The French horizonal striped shirt, the top that was much-loved by Picasso and Hemingway.
The horizonal striped shirt is an established part of the wardrobe in Japan, where it is know as a Basque shirt, even though it appears that this name makes no sense in France, where the top is commonly called a marinière or Breton marine.
The Japanese name for the top is said to have its origins in the Hemingway novel Islands in the Stream, where “Basque shirt” was used in the Japanese translation.
Basque Country is the name of the region that spans France and Spain, and it is here that this top first came into being, worn as clothing by hunters. With its knit fabric that protects the body from strong ocean winds, its boat-neck neckline that allow the top to be easily put on or taken off even when wet, its three-quarter-length sleeves that will not catch onto equipment while one is working, and its stripes that make it easier to spot men who had fallen overboard, the Breton marine was a truly functionally designed work garment.
This functionally designed sailor’s work gear came to be adopted as part of the French navy uniform from the 1850s.
THE Breton Marine was created in collaboration with the company Fileuse d’Arvor, which stared business in Quimper, Brittany, in 1927 and manufactured uniforms for the French navy.
In Brittany, wives used to spin yarn while they waited for their fishermen husbands to come back from their work at sea. The knitting of sweaters using this yarn was part of the lifestyle of the region.
Based on its inheritance of this culture, Fileuse d’Arvor creates its fabrics in a production method that is slightly different to that of other companies.
While most Breton marine these days and created from knit fabric that is cut and stitched together, those manufactured by Fileuse d’Anvor are weft knit, meaning that the fabric is constructed by knitting horizontally.

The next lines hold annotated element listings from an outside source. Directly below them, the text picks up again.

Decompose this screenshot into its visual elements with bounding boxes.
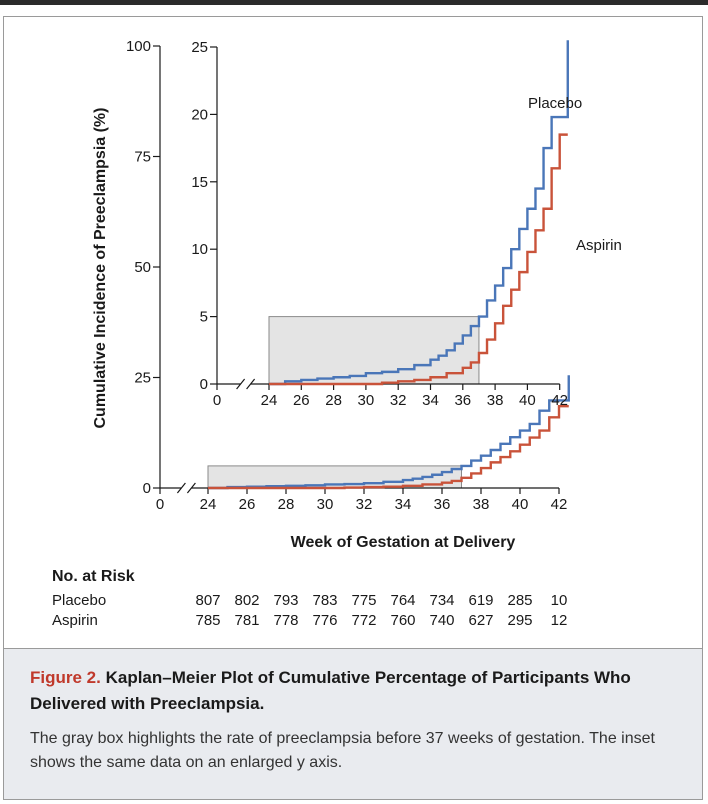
inset-y-tick-label: 10 bbox=[191, 241, 208, 258]
caption-figure-label: Figure 2. bbox=[30, 668, 101, 687]
risk-cell: 781 bbox=[234, 612, 260, 629]
inset-y-tick-label: 0 bbox=[200, 376, 208, 393]
caption-title: Figure 2. Kaplan–Meier Plot of Cumulativ… bbox=[30, 665, 688, 717]
risk-cell: 760 bbox=[390, 612, 416, 629]
main-x-tick-label: 32 bbox=[356, 496, 373, 513]
main-x-tick-label: 36 bbox=[434, 496, 451, 513]
risk-cell: 764 bbox=[390, 592, 416, 609]
risk-table-title: No. at Risk bbox=[52, 568, 135, 585]
main-x-tick-label: 28 bbox=[278, 496, 295, 513]
inset-y-tick-label: 5 bbox=[200, 309, 208, 326]
inset-y-tick-label: 15 bbox=[191, 174, 208, 191]
figure-caption: Figure 2. Kaplan–Meier Plot of Cumulativ… bbox=[3, 648, 703, 800]
risk-row-aspirin: Aspirin 785 781 778 776 772 760 740 627 295 12 bbox=[52, 612, 672, 632]
main-x-tick-label: 42 bbox=[551, 496, 568, 513]
caption-text: The gray box highlights the rate of pree… bbox=[30, 730, 655, 771]
inset-x-tick-label: 28 bbox=[325, 392, 342, 409]
risk-row-label: Aspirin bbox=[52, 612, 98, 629]
main-axis-break-mark bbox=[176, 482, 186, 494]
risk-cell: 772 bbox=[351, 612, 377, 629]
risk-cell: 775 bbox=[351, 592, 377, 609]
main-x-tick-label: 38 bbox=[473, 496, 490, 513]
inset-series-aspirin-line bbox=[269, 133, 568, 386]
y-axis-title: Cumulative Incidence of Preeclampsia (%) bbox=[92, 108, 109, 429]
risk-cell: 295 bbox=[507, 612, 533, 629]
risk-cell: 783 bbox=[312, 592, 338, 609]
inset-y-tick-label: 20 bbox=[191, 106, 208, 123]
kaplan-meier-chart: 0 25 50 75 100 0 24 26 28 30 32 34 36 38 40 42 0 5 10 15 20 2… bbox=[92, 38, 622, 551]
main-x-tick-label: 34 bbox=[395, 496, 412, 513]
main-series-placebo-line bbox=[208, 375, 570, 490]
risk-row-label: Placebo bbox=[52, 592, 107, 609]
inset-x-tick-label: 34 bbox=[422, 392, 439, 409]
inset-series-placebo-line bbox=[269, 40, 569, 386]
risk-cell: 10 bbox=[550, 592, 568, 609]
risk-cell: 778 bbox=[273, 612, 299, 629]
main-x-tick-label: 40 bbox=[512, 496, 529, 513]
main-x-tick-label: 0 bbox=[156, 496, 164, 513]
risk-cell: 802 bbox=[234, 592, 260, 609]
risk-table: No. at Risk Placebo 807 802 793 783 775 764 734… bbox=[52, 568, 672, 632]
inset-x-tick-label: 30 bbox=[358, 392, 375, 409]
main-x-tick-label: 26 bbox=[239, 496, 256, 513]
risk-cell: 285 bbox=[507, 592, 533, 609]
risk-cell: 793 bbox=[273, 592, 299, 609]
inset-x-tick-label: 42 bbox=[551, 392, 568, 409]
risk-cell: 619 bbox=[468, 592, 494, 609]
inset-x-tick-label: 32 bbox=[390, 392, 407, 409]
risk-cell: 12 bbox=[550, 612, 568, 629]
risk-row-placebo: Placebo 807 802 793 783 775 764 734 619 285 10 bbox=[52, 592, 672, 612]
inset-label-aspirin: Aspirin bbox=[576, 237, 622, 254]
inset-x-tick-label: 38 bbox=[487, 392, 504, 409]
risk-table-rows: Placebo 807 802 793 783 775 764 734 619 285 10 Aspi… bbox=[52, 592, 672, 632]
caption-title-text: Kaplan–Meier Plot of Cumulative Percenta… bbox=[30, 668, 631, 713]
inset-axis-break-mark bbox=[246, 378, 256, 390]
inset-x-tick-label: 26 bbox=[293, 392, 310, 409]
inset-x-tick-label: 40 bbox=[519, 392, 536, 409]
main-y-tick-label: 50 bbox=[134, 259, 151, 276]
main-y-tick-label: 25 bbox=[134, 370, 151, 387]
risk-cell: 734 bbox=[429, 592, 455, 609]
main-y-tick-label: 0 bbox=[143, 480, 151, 497]
main-y-tick-label: 100 bbox=[126, 38, 151, 55]
inset-y-tick-label: 25 bbox=[191, 39, 208, 56]
x-axis-title: Week of Gestation at Delivery bbox=[291, 534, 516, 551]
risk-cell: 740 bbox=[429, 612, 455, 629]
inset-x-tick-label: 24 bbox=[261, 392, 278, 409]
main-x-tick-label: 30 bbox=[317, 496, 334, 513]
risk-cell: 627 bbox=[468, 612, 494, 629]
inset-x-tick-label: 0 bbox=[213, 392, 221, 409]
risk-cell: 776 bbox=[312, 612, 338, 629]
main-x-tick-label: 24 bbox=[200, 496, 217, 513]
main-axis-break-mark bbox=[186, 482, 196, 494]
main-y-tick-label: 75 bbox=[134, 149, 151, 166]
main-series-aspirin-line bbox=[208, 405, 569, 490]
inset-axis-break-mark bbox=[236, 378, 246, 390]
risk-cell: 807 bbox=[195, 592, 221, 609]
risk-cell: 785 bbox=[195, 612, 221, 629]
inset-x-tick-label: 36 bbox=[454, 392, 471, 409]
inset-label-placebo: Placebo bbox=[528, 95, 582, 112]
top-rule bbox=[0, 0, 708, 5]
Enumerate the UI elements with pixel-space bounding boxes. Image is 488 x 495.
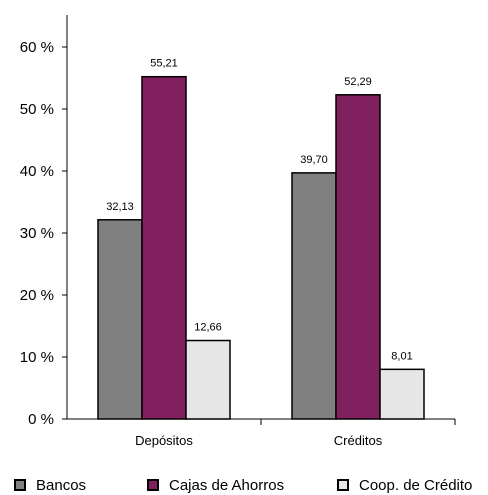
legend-label: Cajas de Ahorros bbox=[169, 477, 284, 494]
bars: 32,13 55,21 12,66 39,70 52,29 8,01 bbox=[97, 58, 425, 420]
legend-label: Bancos bbox=[36, 477, 86, 494]
y-tick-label: 20 % bbox=[20, 287, 54, 304]
bar bbox=[97, 219, 143, 420]
legend-swatch bbox=[14, 479, 26, 491]
legend: Bancos Cajas de Ahorros Coop. de Crédito bbox=[14, 477, 472, 494]
data-label: 32,13 bbox=[106, 201, 134, 213]
y-tick-label: 50 % bbox=[20, 101, 54, 118]
y-axis-ticks: 0 % 10 % 20 % 30 % 40 % 50 % 60 % bbox=[20, 39, 67, 428]
data-label: 8,01 bbox=[391, 350, 412, 362]
bar bbox=[291, 172, 337, 420]
y-tick-label: 0 % bbox=[28, 411, 54, 428]
bar bbox=[335, 94, 381, 420]
x-axis-categories: Depósitos Créditos bbox=[135, 433, 383, 448]
y-tick-label: 60 % bbox=[20, 39, 54, 56]
data-label: 55,21 bbox=[150, 58, 178, 70]
data-label: 39,70 bbox=[300, 154, 328, 166]
legend-swatch bbox=[337, 479, 349, 491]
bar bbox=[141, 75, 187, 420]
y-tick-label: 10 % bbox=[20, 349, 54, 366]
x-category-label: Depósitos bbox=[135, 433, 193, 448]
data-label: 12,66 bbox=[194, 322, 222, 334]
x-category-label: Créditos bbox=[334, 433, 383, 448]
bar bbox=[379, 368, 425, 420]
legend-swatch bbox=[147, 479, 159, 491]
data-label: 52,29 bbox=[344, 76, 372, 88]
y-tick-label: 40 % bbox=[20, 163, 54, 180]
bar bbox=[185, 339, 231, 420]
legend-label: Coop. de Crédito bbox=[359, 477, 472, 494]
y-tick-label: 30 % bbox=[20, 225, 54, 242]
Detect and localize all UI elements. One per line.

Composition is complicated with weft knitting, and it is impossible to manufacture a thin fabric. The fabric uses a lot of thread and has bulk to it. It is highly stretchy width-wise, across the garment. Weft knitting simply transfers the technique of hand-knitting to a machine. Even now, Fileuse d’Arvor only produces weft-knit fabrics in France.
In this collaboration with THE, meaning has also been incorporated into the number of lines running across the body section of the top. There is a theory in France that officially, the stripes must number 21, which is the number of victories that were made by Napoleon. Based on this, we committed to visuals of the good old days, and fixed the number of lines across the body section of the top at 21.
We had also exploited the special features of knit production methods in different parts of the garment while maintaining its basic shape. These include techniques to avoid the hem becoming too thick and for increasing the number of stitches in a row in consideration of the amount of movement to which the sleeves will be subject.